Origine


Jean-Luc Clerget débute les sports de combat par la boxe française et la boxe anglaise.

A l'age de 16 ans, il se tourne vers le karaté avec comme premier professeur Maître Sariego Danko qui enseigne le style Wado-Ryu à Nanterre.
Deux années plus tard, Jean-Luc choisit de suivre son professeur qui se convertit au style Shito-Ryu sous l’égide de Maître Nino Satoru, élève de Maître Hahiashi.

Au bout de 6 ans, Jean-Luc décide de rejoindre Maître Nino avec qui il s'entraîne durant cinq années, jusqu’à ce que ce dernier cesse d’enseigner.

Jean-Luc se rapproche alors de Maître Nakahashi qu'il avait rencontré à l'occasion d’un stage. Celui-ci lui présente Maître Mabuni Kenei, fils héritier du style Shito-Ryu, élaboré par son père Maître Kenwa Mabuni. Avec Maître Mabuni, véritable encyclopédie vivante, Jean-Luc comprend la différence entre le karaté traditionnel et le karaté sportif. Pour lui, le karaté traditionnel représente le geste authentique élaboré durant des décennies; il est axé sur l’efficacité réelle sans négliger l’aspect postural qui peut agir sur les méridiens d’acuponcture.

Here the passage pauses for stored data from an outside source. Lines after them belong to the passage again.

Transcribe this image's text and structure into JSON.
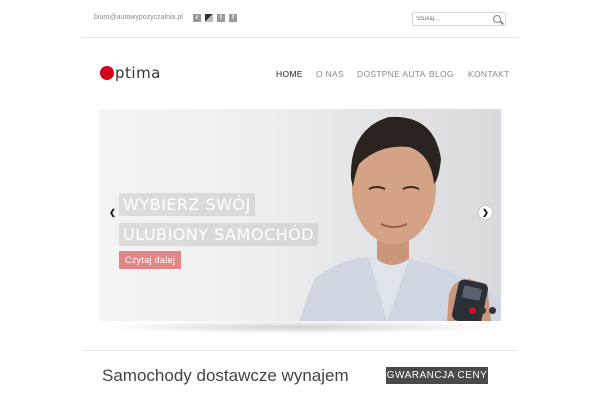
{
  "header": {
    "email": "biuro@autowypozyczalnia.pl",
    "social_icons": [
      "rss-icon",
      "delicious-icon",
      "twitter-icon",
      "facebook-icon"
    ],
    "search_placeholder": "Szukaj..."
  },
  "logo": {
    "text": "ptima",
    "brand_color": "#d0021b"
  },
  "nav": {
    "items": [
      {
        "label": "HOME",
        "active": true
      },
      {
        "label": "O NAS",
        "active": false
      },
      {
        "label": "DOSTPNE AUTA",
        "active": false
      },
      {
        "label": "BLOG",
        "active": false
      },
      {
        "label": "KONTAKT",
        "active": false
      }
    ]
  },
  "slider": {
    "caption_line1": "WYBIERZ SWÓJ",
    "caption_line2": "ULUBIONY SAMOCHÓD",
    "button_label": "Czytaj dalej",
    "prev_symbol": "❮",
    "next_symbol": "❯",
    "slide_count": 3,
    "active_slide": 1
  },
  "footer": {
    "title": "Samochody dostawcze wynajem",
    "badge": "GWARANCJA CENY"
  },
  "colors": {
    "accent": "#d0021b",
    "button_bg": "#e0878a",
    "badge_bg": "#4a4a4a"
  }
}
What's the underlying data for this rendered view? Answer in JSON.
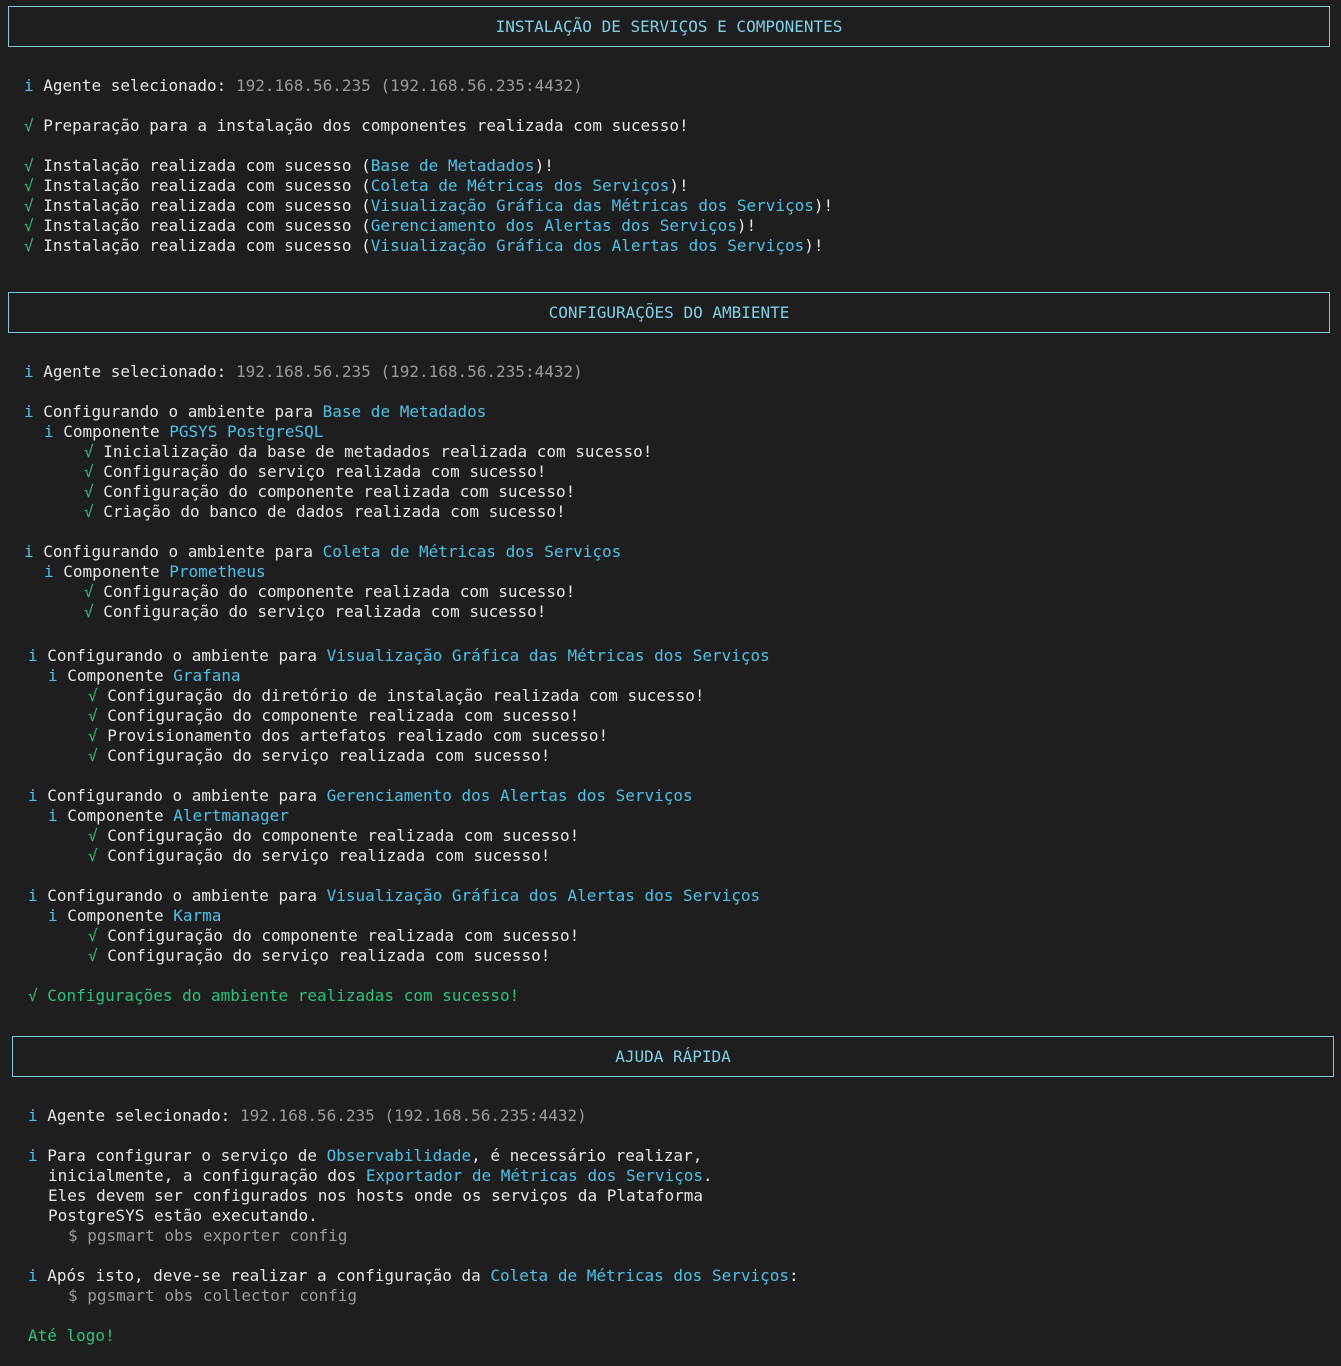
{
  "sections": {
    "install": {
      "title": "INSTALAÇÃO DE SERVIÇOS E COMPONENTES",
      "agent_label": "Agente selecionado:",
      "agent_value": "192.168.56.235 (192.168.56.235:4432)",
      "prep": "Preparação para a instalação dos componentes realizada com sucesso!",
      "install_prefix": "Instalação realizada com sucesso (",
      "items": [
        "Base de Metadados",
        "Coleta de Métricas dos Serviços",
        "Visualização Gráfica das Métricas dos Serviços",
        "Gerenciamento dos Alertas dos Serviços",
        "Visualização Gráfica dos Alertas dos Serviços"
      ],
      "suffix": ")!"
    },
    "config": {
      "title": "CONFIGURAÇÕES DO AMBIENTE",
      "agent_label": "Agente selecionado:",
      "agent_value": "192.168.56.235 (192.168.56.235:4432)",
      "configuring_label": "Configurando o ambiente para",
      "component_label": "Componente",
      "groups": [
        {
          "target": "Base de Metadados",
          "component": "PGSYS PostgreSQL",
          "steps": [
            "Inicialização da base de metadados realizada com sucesso!",
            "Configuração do serviço realizada com sucesso!",
            "Configuração do componente realizada com sucesso!",
            "Criação do banco de dados realizada com sucesso!"
          ]
        },
        {
          "target": "Coleta de Métricas dos Serviços",
          "component": "Prometheus",
          "steps": [
            "Configuração do componente realizada com sucesso!",
            "Configuração do serviço realizada com sucesso!"
          ]
        },
        {
          "target": "Visualização Gráfica das Métricas dos Serviços",
          "component": "Grafana",
          "steps": [
            "Configuração do diretório de instalação realizada com sucesso!",
            "Configuração do componente realizada com sucesso!",
            "Provisionamento dos artefatos realizado com sucesso!",
            "Configuração do serviço realizada com sucesso!"
          ]
        },
        {
          "target": "Gerenciamento dos Alertas dos Serviços",
          "component": "Alertmanager",
          "steps": [
            "Configuração do componente realizada com sucesso!",
            "Configuração do serviço realizada com sucesso!"
          ]
        },
        {
          "target": "Visualização Gráfica dos Alertas dos Serviços",
          "component": "Karma",
          "steps": [
            "Configuração do componente realizada com sucesso!",
            "Configuração do serviço realizada com sucesso!"
          ]
        }
      ],
      "final": "Configurações do ambiente realizadas com sucesso!"
    },
    "help": {
      "title": "AJUDA RÁPIDA",
      "agent_label": "Agente selecionado:",
      "agent_value": "192.168.56.235 (192.168.56.235:4432)",
      "p1_a": "Para configurar o serviço de ",
      "p1_hl": "Observabilidade",
      "p1_b": ", é necessário realizar,",
      "p2_a": "inicialmente, a configuração dos ",
      "p2_hl": "Exportador de Métricas dos Serviços",
      "p2_b": ".",
      "p3": "Eles devem ser configurados nos hosts onde os serviços da Plataforma",
      "p4": "PostgreSYS estão executando.",
      "cmd1": "$ pgsmart obs exporter config",
      "p5_a": "Após isto, deve-se realizar a configuração da ",
      "p5_hl": "Coleta de Métricas dos Serviços",
      "p5_b": ":",
      "cmd2": "$ pgsmart obs collector config",
      "bye": "Até logo!"
    }
  },
  "icons": {
    "info": "i",
    "check": "√"
  },
  "colors": {
    "accent": "#4fc1e9",
    "success": "#2ec27e",
    "border": "#7fc8d9",
    "background": "#1e1e1e"
  }
}
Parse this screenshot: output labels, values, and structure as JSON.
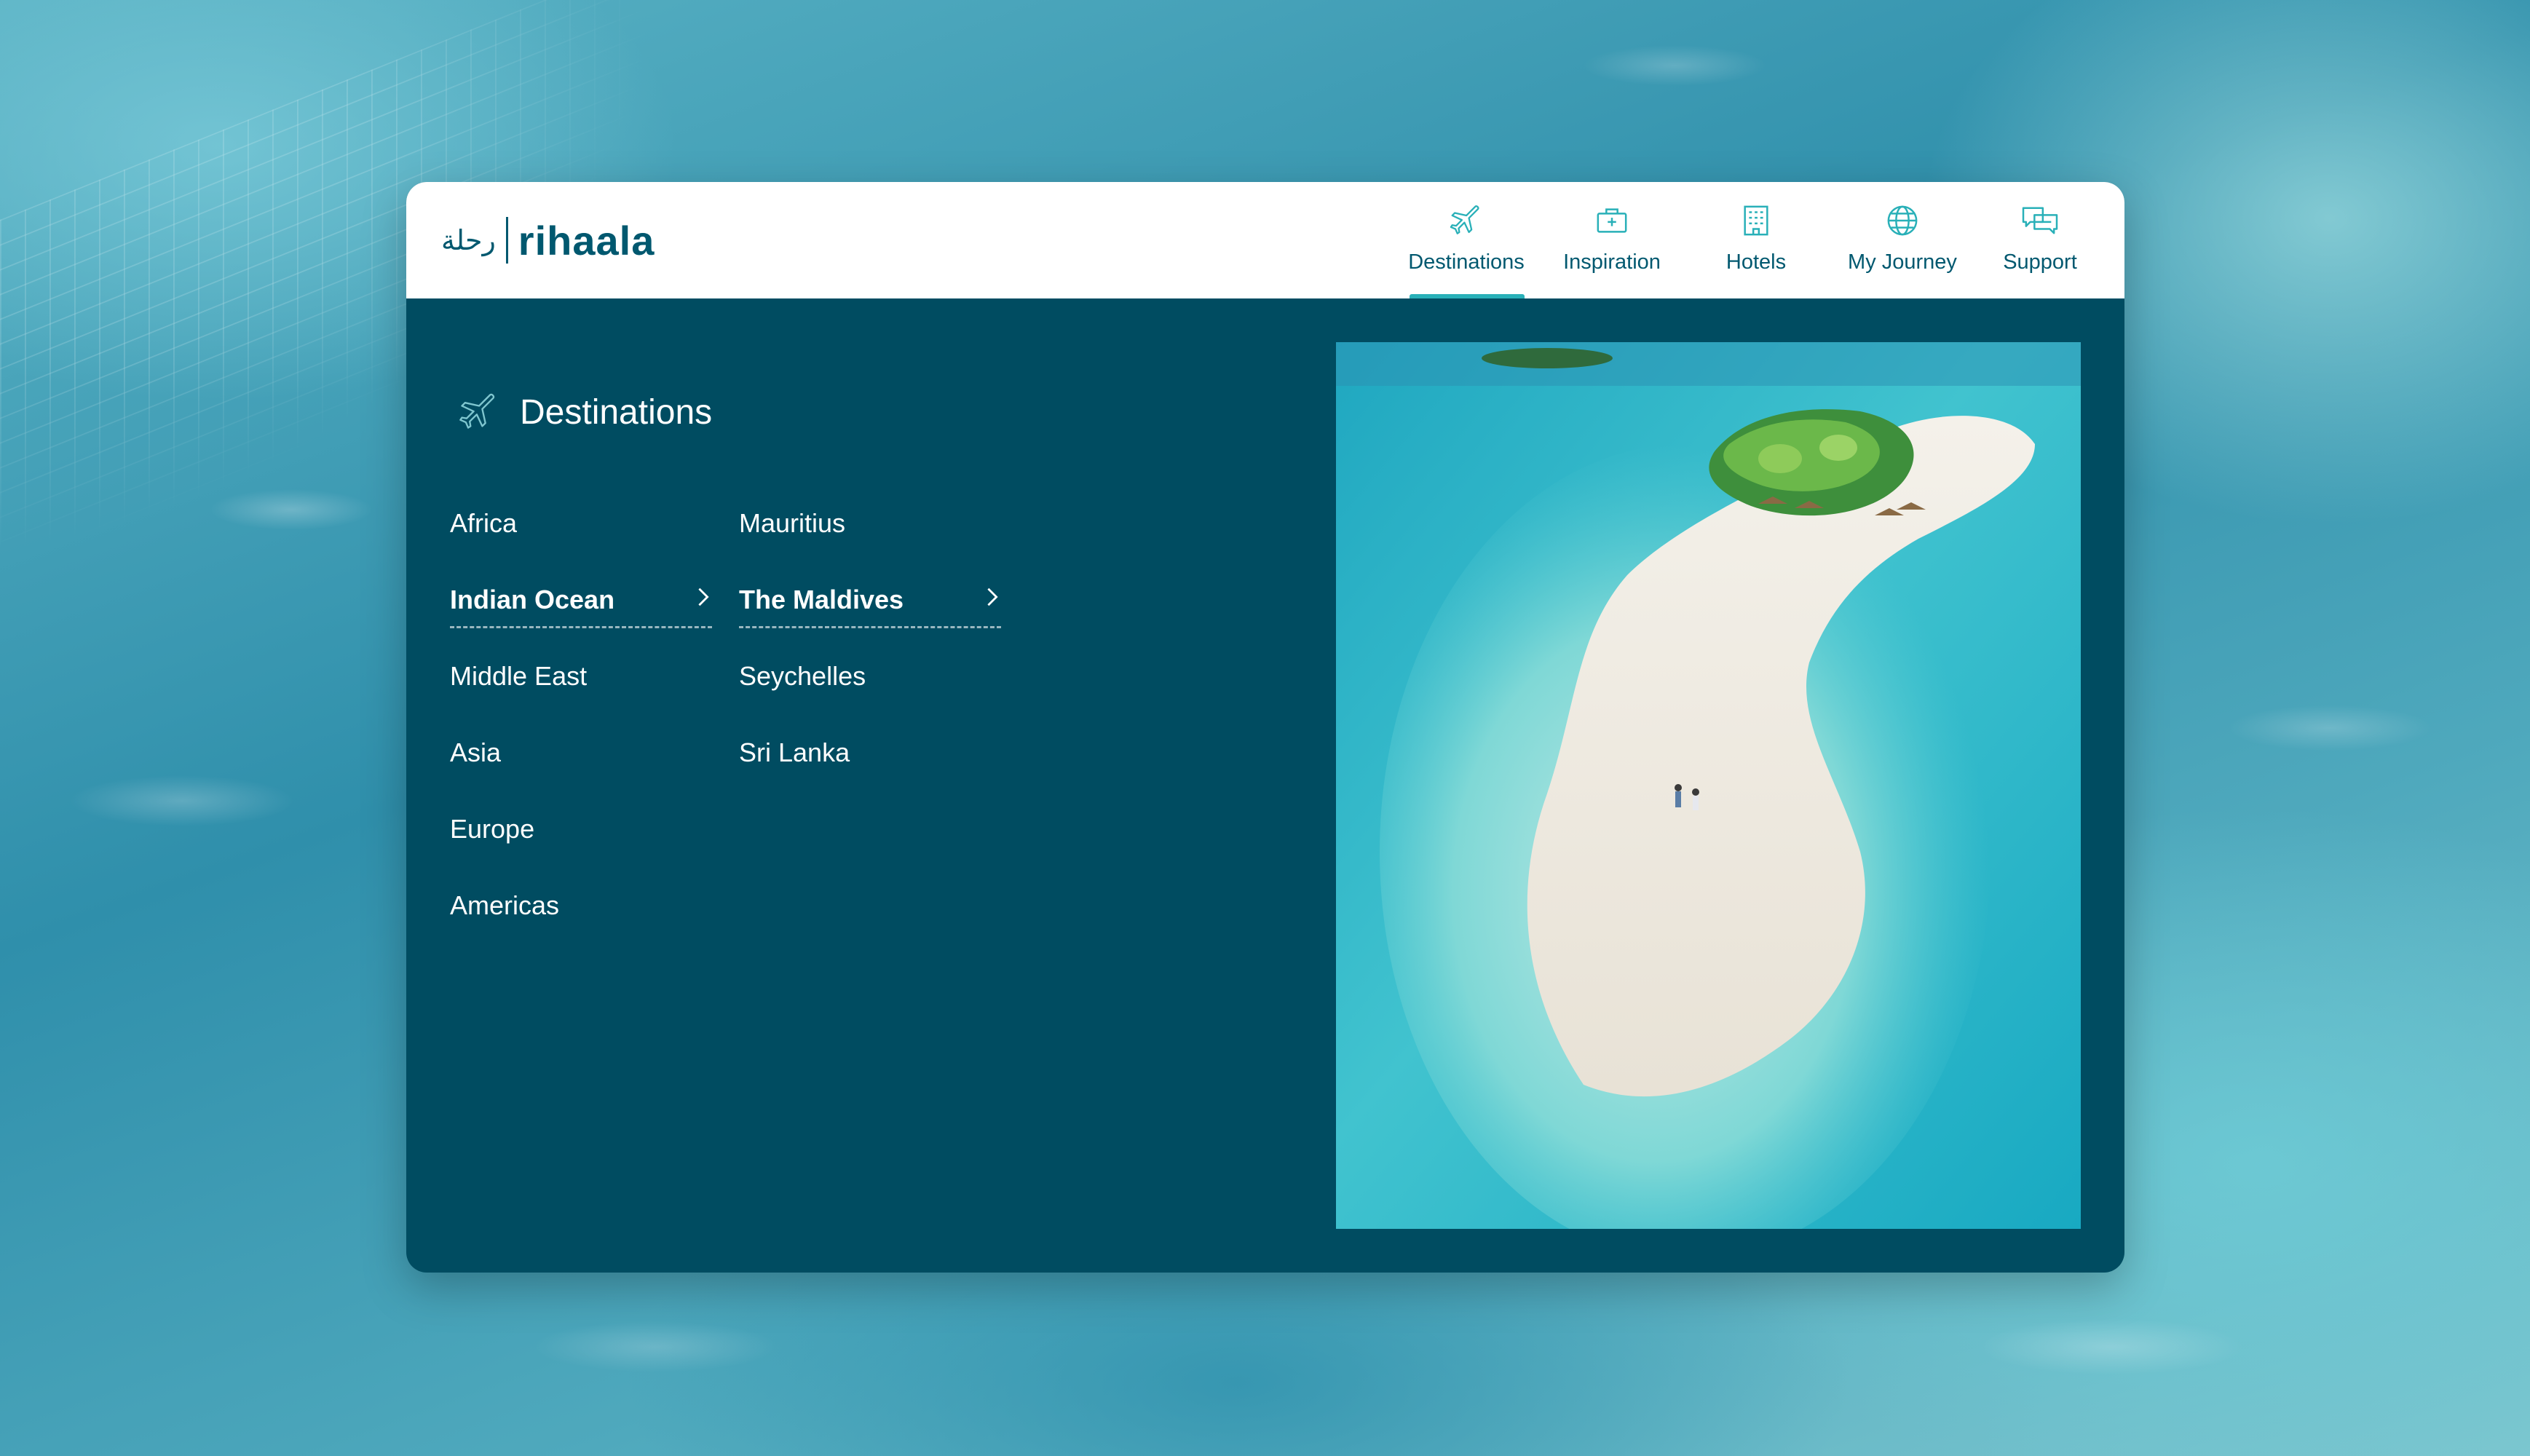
{
  "app": {
    "logo_arabic": "رحلة",
    "logo_text": "rihaala"
  },
  "nav": [
    {
      "label": "Destinations",
      "icon": "airplane-icon",
      "active": true
    },
    {
      "label": "Inspiration",
      "icon": "briefcase-icon",
      "active": false
    },
    {
      "label": "Hotels",
      "icon": "hotel-building-icon",
      "active": false
    },
    {
      "label": "My Journey",
      "icon": "globe-icon",
      "active": false
    },
    {
      "label": "Support",
      "icon": "chat-bubbles-icon",
      "active": false
    }
  ],
  "panel": {
    "title": "Destinations",
    "title_icon": "airplane-icon",
    "regions": [
      {
        "label": "Africa",
        "active": false
      },
      {
        "label": "Indian Ocean",
        "active": true
      },
      {
        "label": "Middle East",
        "active": false
      },
      {
        "label": "Asia",
        "active": false
      },
      {
        "label": "Europe",
        "active": false
      },
      {
        "label": "Americas",
        "active": false
      }
    ],
    "countries": [
      {
        "label": "Mauritius",
        "active": false
      },
      {
        "label": "The Maldives",
        "active": true
      },
      {
        "label": "Seychelles",
        "active": false
      },
      {
        "label": "Sri Lanka",
        "active": false
      }
    ]
  },
  "colors": {
    "brand": "#00586f",
    "panel_bg": "#004c61",
    "accent": "#29b0b8"
  }
}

Enfin, il considère le karaté comme un art de combat complet.

Jean-Luc pratique le style Shito-Ryu depuis plus de 40 ans. Ce style l’a séduit de par son authenticité et par l’intelligence de la synthèse des grands courants de karaté d’Okinawa (berceau du karaté) qu’il représente. Il est aujourd'hui 8ème dan et s’entraine tous les jours dans un esprit de recherche permanente. Jamais satisfait de lui-même, il se considère toujours comme un débutant.

Titulaire du DEJEPS, Jean-Luc enseigne à Vaucresson depuis 1980 à travers l'association multidisciplines UFSV (Union Fraternelle et Sportive de Vaucresson) et le KCV (Karaté Club de Vaucresson) depuis 2013. Certains élèves s’y entraînent depuis plus de 25 ans. Leur confiance est un grand honneur pour Jean Luc. Il se dit chanceux et fier d’avoir une équipe formidable, source importante de motivation pour apprendre toujours plus.

En Juillet 2021, Jean-Luc annonce à ses fidèles Senpai son envie de transmettre le Dojo :

"Un savoir qui n'est pas partagé ne sert a rien. Transmettre des connaissances implique de céder sa confiance. Ce sont ces pensées qui a un tournant de ma vie d'enseignant m'ont conduit à déléguer la responsabilité d'enseigner au sein du KCV à mes Sempai. Cette filiation se fait naturellement au travers de leur écoute, leur respect et leur fidélité. Enseigner le karaté c'est partager et faire passer des valeurs. Ils sauront montrer la voie technique et morale du karaté j'en suis certain car les valeurs ont du sens; elles dirigent et nourrissent la pratique. Savoir que ses élèves enseignent à leur tour, il n y a rien de plus gratifiant. J'y vois là la résultante d'un respect et d'une confiance mutuels. Ma décision n'implique pas une disparition mais la naissance d'une nouvelle expérience. Nous restons ensemble."